By Jeri Zeder

For the apparel industry, counterfeiters are Public Enemy No. 1.

“To give you an idea of how counterfeiting is an issue in our industry, in 2012, [U.S.] Customs seized over $100 million of counterfeit footwear coming into the U.S.,” said Gary Dewar JD ’08, senior patent counsel at New Balance Athletic Shoe, Inc.

Dewar gave the keynote address at “Design Patents: Modernizing an Old Property Interest,” a day-long continuing legal education program sponsored by the Center for Advanced Legal Studies and held  Nov. 22, 2013, at Sargent Hall.

For purposes of protection against counterfeiters, registrations are more important than case law, according to Dewar.

“A lot of the counterfeiters that we work to prevent are never going to go to court and are never going to fight this through the appeals process and are never going to spend money to actually challenge this,” he said. “Design patents in our area are a very quick, reasonably cheap and practical way of providing extra protection to a market where people are getting more sophisticated in looking for ways to get around trademark law and getting around other areas of IP law.”

Along with trademark, trade dress, and copyright, design patent is an effective device for maximizing legal protection for intellectual property manifested in products—a point reinforced throughout the day.

“Design patents are an important and often underutilized tool for protecting the intellectual property embodied in products,” said Professor Andrew Beckerman-Rodau, who helped organize the program and is co-director of Suffolk Law’s Intellectual Property concentration. “They should be used more.”

Design-patent law expert Perry Saidman, of Saidman DesignLaw Group, said one of the current issues in design patent litigation is overcoming the “sufficiently distinct” benchmark that the district court judges have used to grant summary judgment motions.

“You can’t use a design patent to protect an idea.

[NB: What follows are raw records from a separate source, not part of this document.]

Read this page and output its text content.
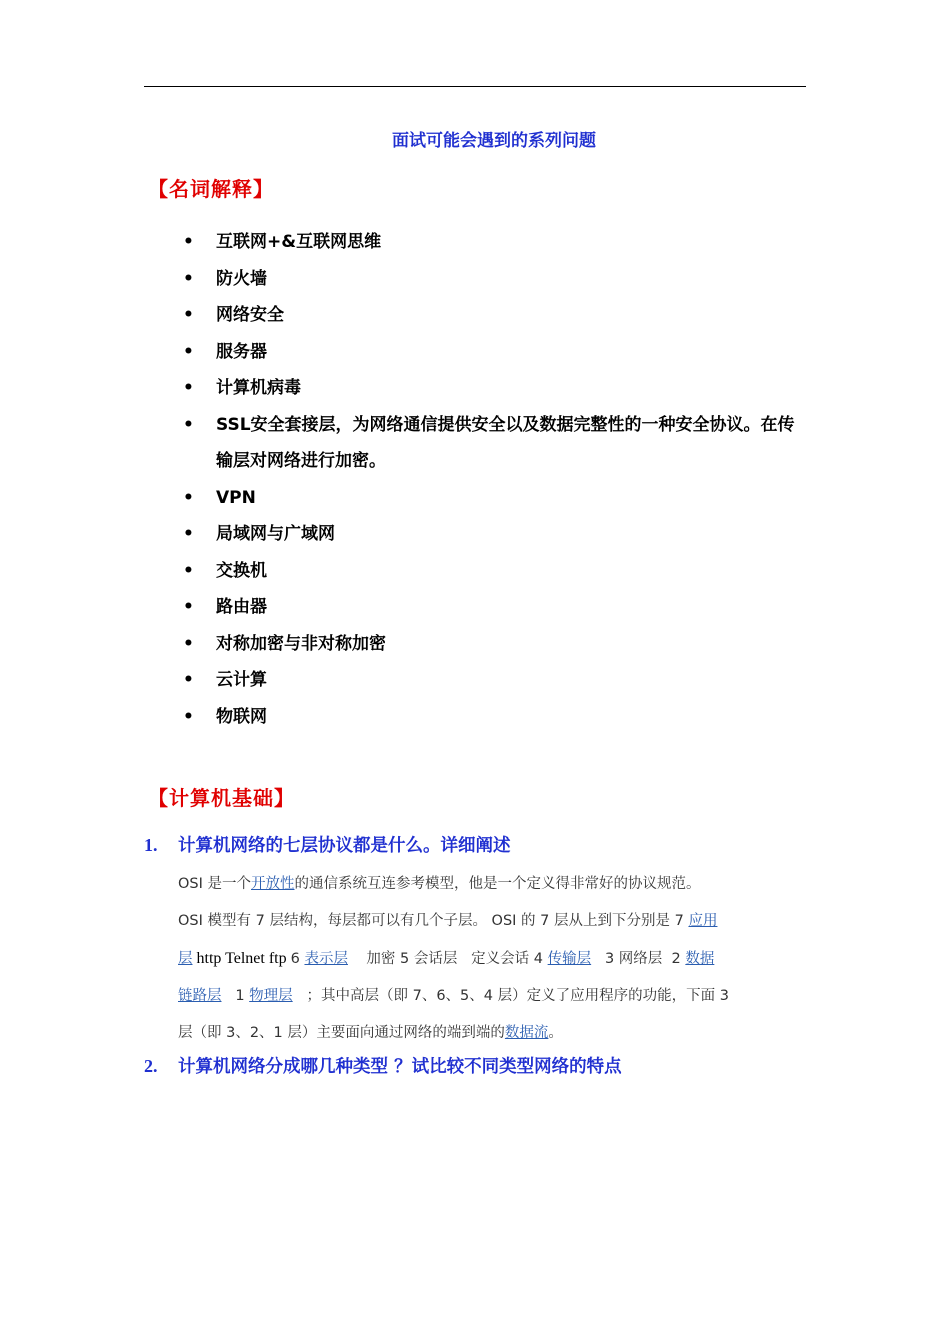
面试可能会遇到的系列问题
【名词解释】
• 互联网+&互联网思维
• 防火墙
• 网络安全
• 服务器
• 计算机病毒
• SSL安全套接层，为网络通信提供安全以及数据完整性的一种安全协议。在传输层对网络进行加密。
• VPN
• 局域网与广域网
• 交换机
• 路由器
• 对称加密与非对称加密
• 云计算
• 物联网
【计算机基础】
1. 计算机网络的七层协议都是什么。详细阐述
OSI 是一个开放性的通信系统互连参考模型，他是一个定义得非常好的协议规范。
OSI 模型有 7 层结构，每层都可以有几个子层。 OSI 的 7 层从上到下分别是 7 应用
层 http Telnet ftp 6 表示层    加密 5 会话层   定义会话 4 传输层   3 网络层  2 数据
链路层   1 物理层   ；其中高层（即 7、6、5、4 层）定义了应用程序的功能，下面 3
层（即 3、2、1 层）主要面向通过网络的端到端的数据流。
2. 计算机网络分成哪几种类型 ？试比较不同类型网络的特点
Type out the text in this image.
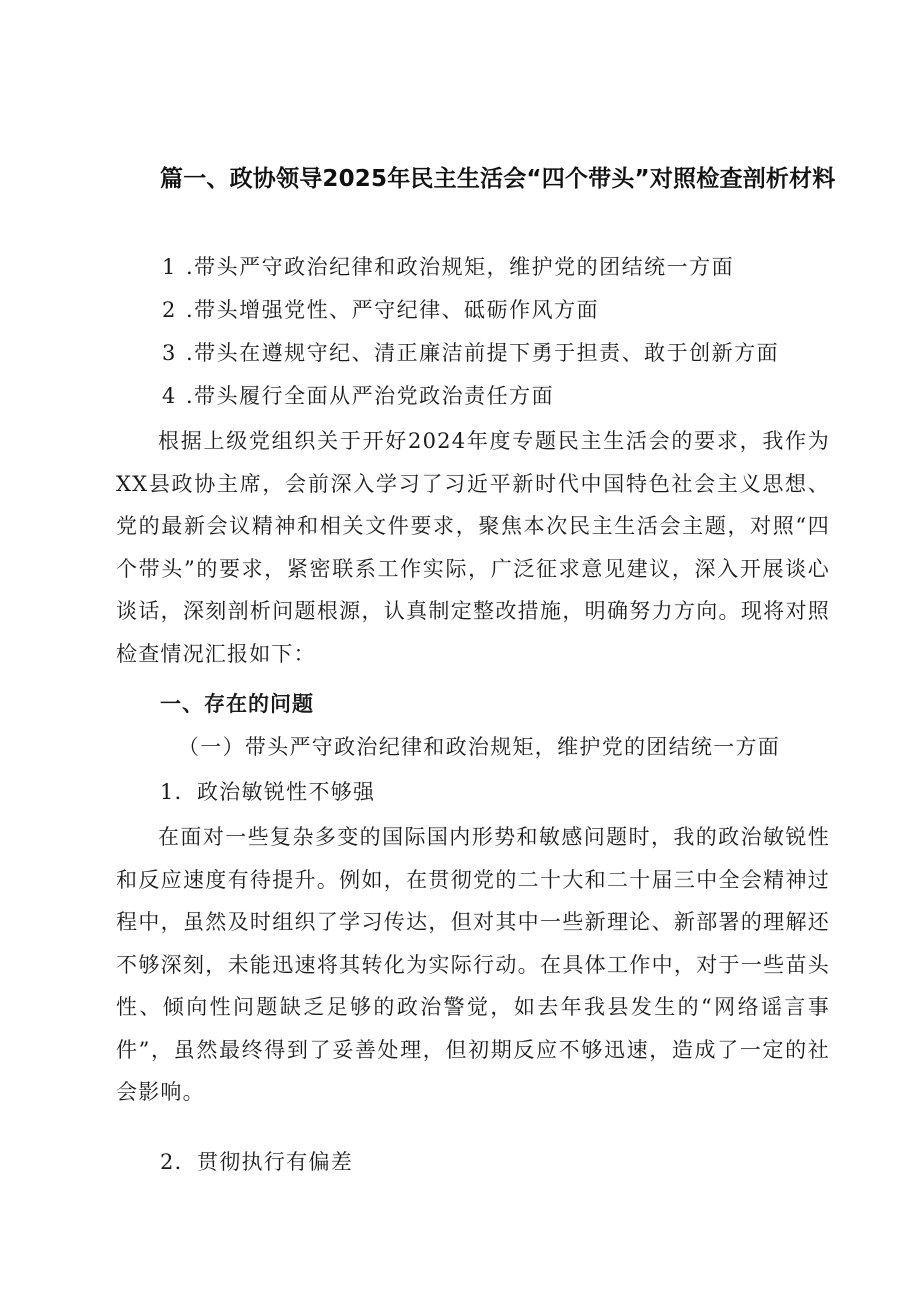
篇一、政协领导2025年民主生活会“四个带头”对照检查剖析材料
1 .带头严守政治纪律和政治规矩，维护党的团结统一方面
2 .带头增强党性、严守纪律、砥砺作风方面
3 .带头在遵规守纪、清正廉洁前提下勇于担责、敢于创新方面
4 .带头履行全面从严治党政治责任方面
根据上级党组织关于开好2024年度专题民主生活会的要求，我作为XX县政协主席，会前深入学习了习近平新时代中国特色社会主义思想、党的最新会议精神和相关文件要求，聚焦本次民主生活会主题，对照“四个带头”的要求，紧密联系工作实际，广泛征求意见建议，深入开展谈心谈话，深刻剖析问题根源，认真制定整改措施，明确努力方向。现将对照检查情况汇报如下：
一、存在的问题
（一）带头严守政治纪律和政治规矩，维护党的团结统一方面
1．政治敏锐性不够强
在面对一些复杂多变的国际国内形势和敏感问题时，我的政治敏锐性和反应速度有待提升。例如，在贯彻党的二十大和二十届三中全会精神过程中，虽然及时组织了学习传达，但对其中一些新理论、新部署的理解还不够深刻，未能迅速将其转化为实际行动。在具体工作中，对于一些苗头性、倾向性问题缺乏足够的政治警觉，如去年我县发生的“网络谣言事件”，虽然最终得到了妥善处理，但初期反应不够迅速，造成了一定的社会影响。
2．贯彻执行有偏差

If you get a design patent instead of a utility patent, you’re not going to be able to stop somebody else who uses a hammerhead and a claw and a step thing unless it looks like yours,” said Saidman, who wrote an amicus brief on behalf of Apple, Inc., that was cited by the U.S. Court of Appeals for the Federal Circuit in Egyptian Goddess v. Swisa.

Design-patent attorney Elizabeth D. Ferrill traveled from her office at Finnegan, Henderson, Farabow, Garrett & Dunner in Washington, D.C., to participate in the Suffolk program. For her, a highlight of the day was Dewar’s talk.

“He shared some great practical tips on using design patents to combat counterfeiters in the athletic and apparel industry,” she said. “The reality is that most design patents are never litigated and I think that Gary’s presentation showed how valuable design patents can be on a day-to-day basis.